Yesterday was World Ranger Day; a day to honour the field rangers whose brave duty it is to protect vulnerable wildlife from the illicit wildlife trade and poaching that ravages protected areas as a result. Without the men and women who train to be these defenders of wildlife – an incredibly dangerous and trying job – we would never see stories such as this one in the news.
Four cheetahs have been translocated from South Africa to Malawi’s Majete Wildlife Reserve, forming a nucleus population that will grow and flourish under the expert management of African Parks and the Department of National Parks and Wildlife (DNPW).

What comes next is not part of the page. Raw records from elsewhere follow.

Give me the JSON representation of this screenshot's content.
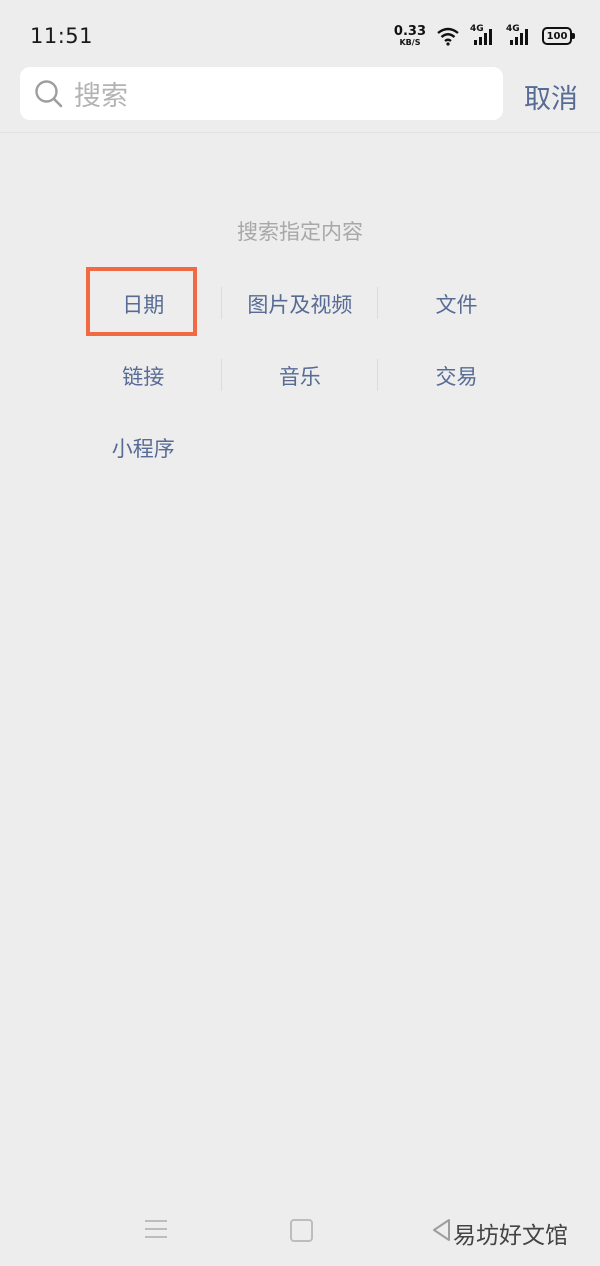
{
  "status_bar": {
    "time": "11:51",
    "net_speed_value": "0.33",
    "net_speed_unit": "KB/S",
    "sim1_label": "4G",
    "sim2_label": "4G",
    "battery": "100"
  },
  "search": {
    "placeholder": "搜索",
    "cancel_label": "取消"
  },
  "content": {
    "title": "搜索指定内容",
    "categories": [
      [
        "日期",
        "图片及视频",
        "文件"
      ],
      [
        "链接",
        "音乐",
        "交易"
      ],
      [
        "小程序"
      ]
    ]
  },
  "watermark": "易坊好文馆",
  "colors": {
    "link": "#576b95",
    "highlight": "#f26a43",
    "background": "#ededed"
  }
}
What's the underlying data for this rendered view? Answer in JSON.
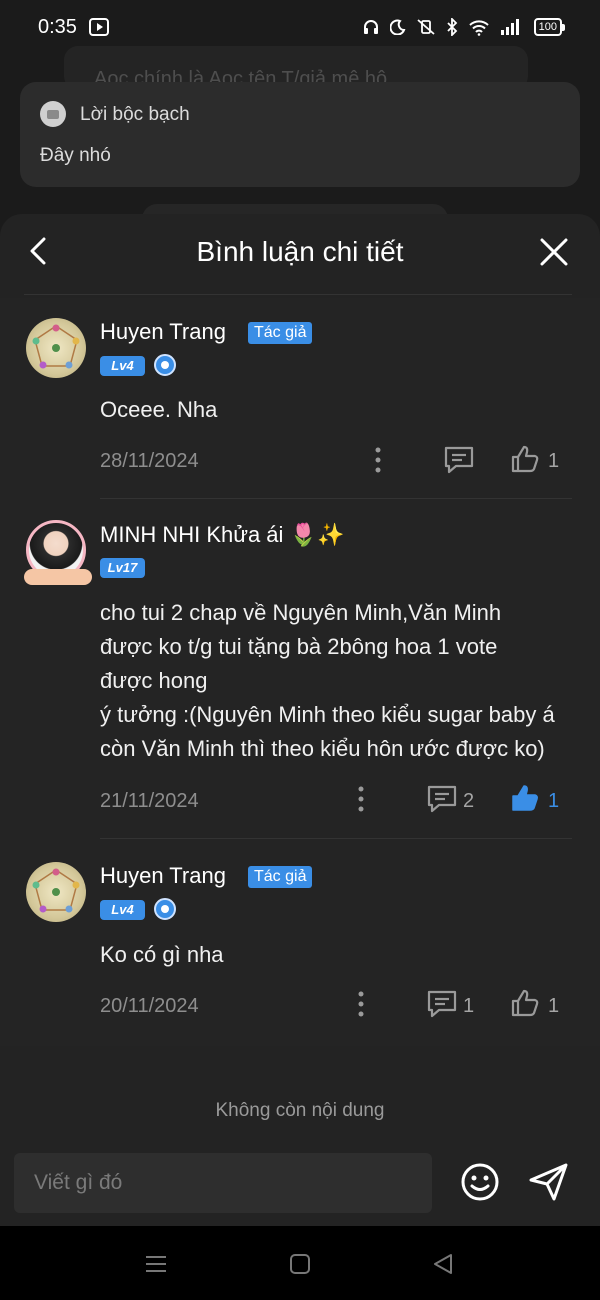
{
  "status_bar": {
    "time": "0:35",
    "battery": "100"
  },
  "background": {
    "faded_text": "Aoc chính là Aoc tên T/giả mê hô",
    "card_title": "Lời bộc bạch",
    "card_text": "Đây nhó"
  },
  "sheet": {
    "title": "Bình luận chi tiết"
  },
  "comments": [
    {
      "user": "Huyen Trang",
      "author_badge": "Tác giả",
      "level": "Lv4",
      "text": "Oceee. Nha",
      "date": "28/11/2024",
      "replies": "",
      "likes": "1",
      "liked": false
    },
    {
      "user": "MINH NHI Khửa ái 🌷✨",
      "author_badge": "",
      "level": "Lv17",
      "text_lines": [
        "cho tui 2 chap về Nguyên Minh,Văn Minh",
        "được ko t/g tui tặng bà 2bông hoa 1 vote",
        "được hong",
        "ý tưởng :(Nguyên Minh theo kiểu sugar baby á",
        "còn Văn Minh thì theo kiểu hôn ước được ko)"
      ],
      "date": "21/11/2024",
      "replies": "2",
      "likes": "1",
      "liked": true
    },
    {
      "user": "Huyen Trang",
      "author_badge": "Tác giả",
      "level": "Lv4",
      "text": "Ko có gì nha",
      "date": "20/11/2024",
      "replies": "1",
      "likes": "1",
      "liked": false
    }
  ],
  "footer": {
    "no_more": "Không còn nội dung"
  },
  "input": {
    "placeholder": "Viết gì đó",
    "value": ""
  },
  "colors": {
    "accent": "#3a8ee6",
    "sheet_bg": "#232323",
    "text_muted": "#8e8e8e"
  },
  "icons": [
    "back-icon",
    "close-icon",
    "more-icon",
    "reply-icon",
    "like-icon",
    "emoji-icon",
    "send-icon",
    "menu-icon",
    "home-icon",
    "back-nav-icon"
  ]
}
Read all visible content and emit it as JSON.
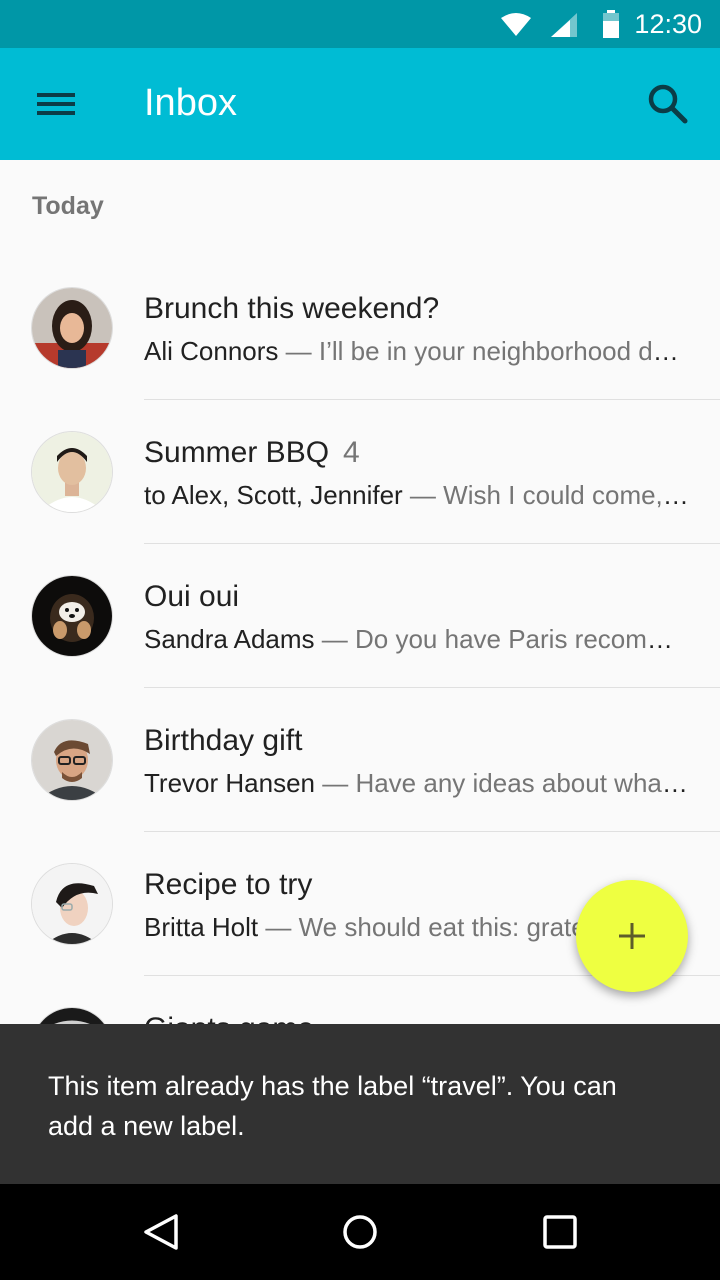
{
  "status_bar": {
    "time": "12:30",
    "icons": [
      "wifi-icon",
      "signal-icon",
      "battery-icon"
    ],
    "color": "#0097a7"
  },
  "app_bar": {
    "title": "Inbox",
    "menu_icon": "menu-icon",
    "search_icon": "search-icon",
    "color": "#00bcd4"
  },
  "inbox": {
    "section_label": "Today",
    "items": [
      {
        "subject": "Brunch this weekend?",
        "count": "",
        "from": "Ali Connors",
        "preview": " — I’ll be in your neighborhood doing errands this weekend. Do you want to grab brunch?"
      },
      {
        "subject": "Summer BBQ",
        "count": "4",
        "from": "to Alex, Scott, Jennifer",
        "preview": " — Wish I could come, but I’m out of town this weekend."
      },
      {
        "subject": "Oui oui",
        "count": "",
        "from": "Sandra Adams",
        "preview": " — Do you have Paris recommendations? Have you ever been?"
      },
      {
        "subject": "Birthday gift",
        "count": "",
        "from": "Trevor Hansen",
        "preview": " — Have any ideas about what we should get Heidi for her birthday?"
      },
      {
        "subject": "Recipe to try",
        "count": "",
        "from": "Britta Holt",
        "preview": " — We should eat this: grated squash. Corn and tomatillo tacos."
      },
      {
        "subject": "Giants game",
        "count": "",
        "from": "",
        "preview": ""
      }
    ]
  },
  "fab": {
    "icon": "add-icon",
    "color": "#eeff41"
  },
  "snackbar": {
    "message": "This item already has the label “travel”. You can add a new label."
  },
  "nav_bar": {
    "icons": [
      "back-icon",
      "home-icon",
      "recents-icon"
    ]
  }
}
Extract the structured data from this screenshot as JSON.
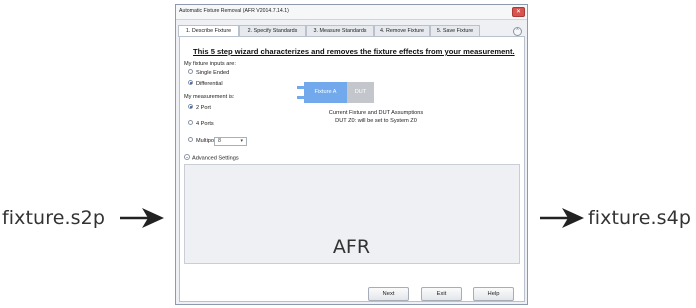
{
  "side_labels": {
    "input_file": "fixture.s2p",
    "output_file": "fixture.s4p"
  },
  "window": {
    "title": "Automatic Fixture Removal (AFR V2014.7.14.1)",
    "close_glyph": "✕"
  },
  "tabs": [
    {
      "label": "1. Describe Fixture",
      "active": true
    },
    {
      "label": "2. Specify Standards",
      "active": false
    },
    {
      "label": "3. Measure Standards",
      "active": false
    },
    {
      "label": "4. Remove Fixture",
      "active": false
    },
    {
      "label": "5. Save Fixture",
      "active": false
    }
  ],
  "content": {
    "headline": "This 5 step wizard characterizes and removes the fixture effects from your measurement.",
    "fixture_inputs_label": "My fixture inputs are:",
    "fixture_inputs": [
      {
        "label": "Single Ended",
        "selected": false
      },
      {
        "label": "Differential",
        "selected": true
      }
    ],
    "measurement_label": "My measurement is:",
    "measurement_options": [
      {
        "label": "2 Port",
        "selected": true
      },
      {
        "label": "4 Ports",
        "selected": false
      },
      {
        "label": "Multiport",
        "selected": false
      }
    ],
    "multiport_value": "8",
    "diagram": {
      "fixture_label": "Fixture A",
      "dut_label": "DUT",
      "fixture_color": "#72a9ec",
      "dut_color": "#c3c6cb"
    },
    "assumptions_line1": "Current Fixture and DUT Assumptions",
    "assumptions_line2": "DUT Z0: will be set to System Z0",
    "advanced_settings_label": "Advanced Settings",
    "overlay_label": "AFR"
  },
  "buttons": {
    "next": "Next",
    "exit": "Exit",
    "help": "Help"
  }
}
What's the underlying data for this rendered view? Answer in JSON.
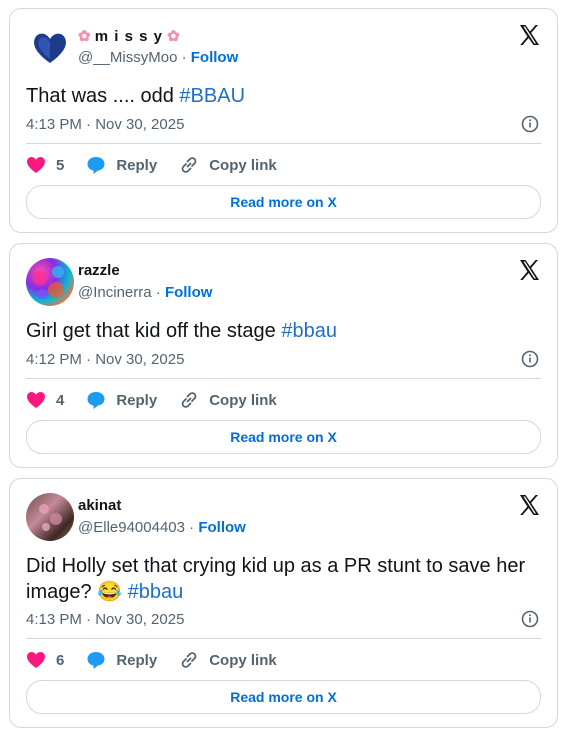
{
  "tweets": [
    {
      "name": "m i s s y",
      "handle": "@__MissyMoo",
      "follow": "Follow",
      "text": "That was .... odd",
      "hashtag": "#BBAU",
      "emoji": "",
      "timestamp": "4:13 PM · Nov 30, 2025",
      "likes": "5",
      "reply": "Reply",
      "copy_link": "Copy link",
      "read_more": "Read more on X"
    },
    {
      "name": "razzle",
      "handle": "@Incinerra",
      "follow": "Follow",
      "text": "Girl get that kid off the stage",
      "hashtag": "#bbau",
      "emoji": "",
      "timestamp": "4:12 PM · Nov 30, 2025",
      "likes": "4",
      "reply": "Reply",
      "copy_link": "Copy link",
      "read_more": "Read more on X"
    },
    {
      "name": "akinat",
      "handle": "@Elle94004403",
      "follow": "Follow",
      "text": "Did Holly set that crying kid up as a PR stunt to save her image?",
      "hashtag": "#bbau",
      "emoji": "😂",
      "timestamp": "4:13 PM · Nov 30, 2025",
      "likes": "6",
      "reply": "Reply",
      "copy_link": "Copy link",
      "read_more": "Read more on X"
    }
  ],
  "colors": {
    "link": "#006fd6",
    "hashtag": "#1d70c9",
    "heart": "#f91880",
    "reply_bubble": "#1d9bf0",
    "muted": "#536471",
    "border": "#cfd9de"
  },
  "icons": [
    "x-logo-icon",
    "info-icon",
    "heart-icon",
    "reply-icon",
    "copy-link-icon",
    "cherry-blossom-icon",
    "heart-avatar"
  ]
}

These are the first cheetahs to exist in Majete for decades. More than twenty years ago cheetahs vanished from Malawi altogether as a result of habitat loss and anthropogenic factors, which have pushed cheetahs out of 90% of their historic range in Africa. These endangered cats now once again roam Malawi’s protected areas thanks to the first reintroduction in 2017 when Liwonde National Park received the first nucleus group of four. Since then, they have successfully bred a number of times, and the first litters have survived the first crucial stages of life under the protection of their mothers and are now 18 months old. Liwonde also recently reported that five cubs born in April are thriving, so the population continues to grow.
On the 25th of July it was Majete’s turn, and four cheetahs successfully made the journey from South Africa in the care of the Endangered Wildlife Trust team. Donated by a few different reserves in South Africa – Welgevonden, Samara and Dinokeng, and Rietvlei – the cheetahs are starting life in optimal condition and in a wildlife reserve that has been nurtured, rehabilitated, and restored to its former glory. The addition of the cheetahs contributes to the predator population of the reserve and Malawi as a whole, balancing out the ecosystem as nature intended.
Without the cooperation and partnership between Malawi’s DNPW and African Parks in managing the restoration of these national parks and reserves, Majete, Liwonde, and Nkhotakhota would not be the thriving, progressive examples of successful conservation they are today. Training field rangers to defend the borders of these parks is one of the first crucial steps in securing a safe place for cheetahs, lions, elephants, and other threatened species that now find their homes in Malawi.
For now, Majete’s four cheetahs are in their holding bomas where they are acclimating to their new environment for the coming month. After that, they will roam free in an ecosystem that is in peak condition to receive them. We hope these four will have as much success as Liwonde’s cheetahs and soon being to repopulate this magnificent Malawian Park.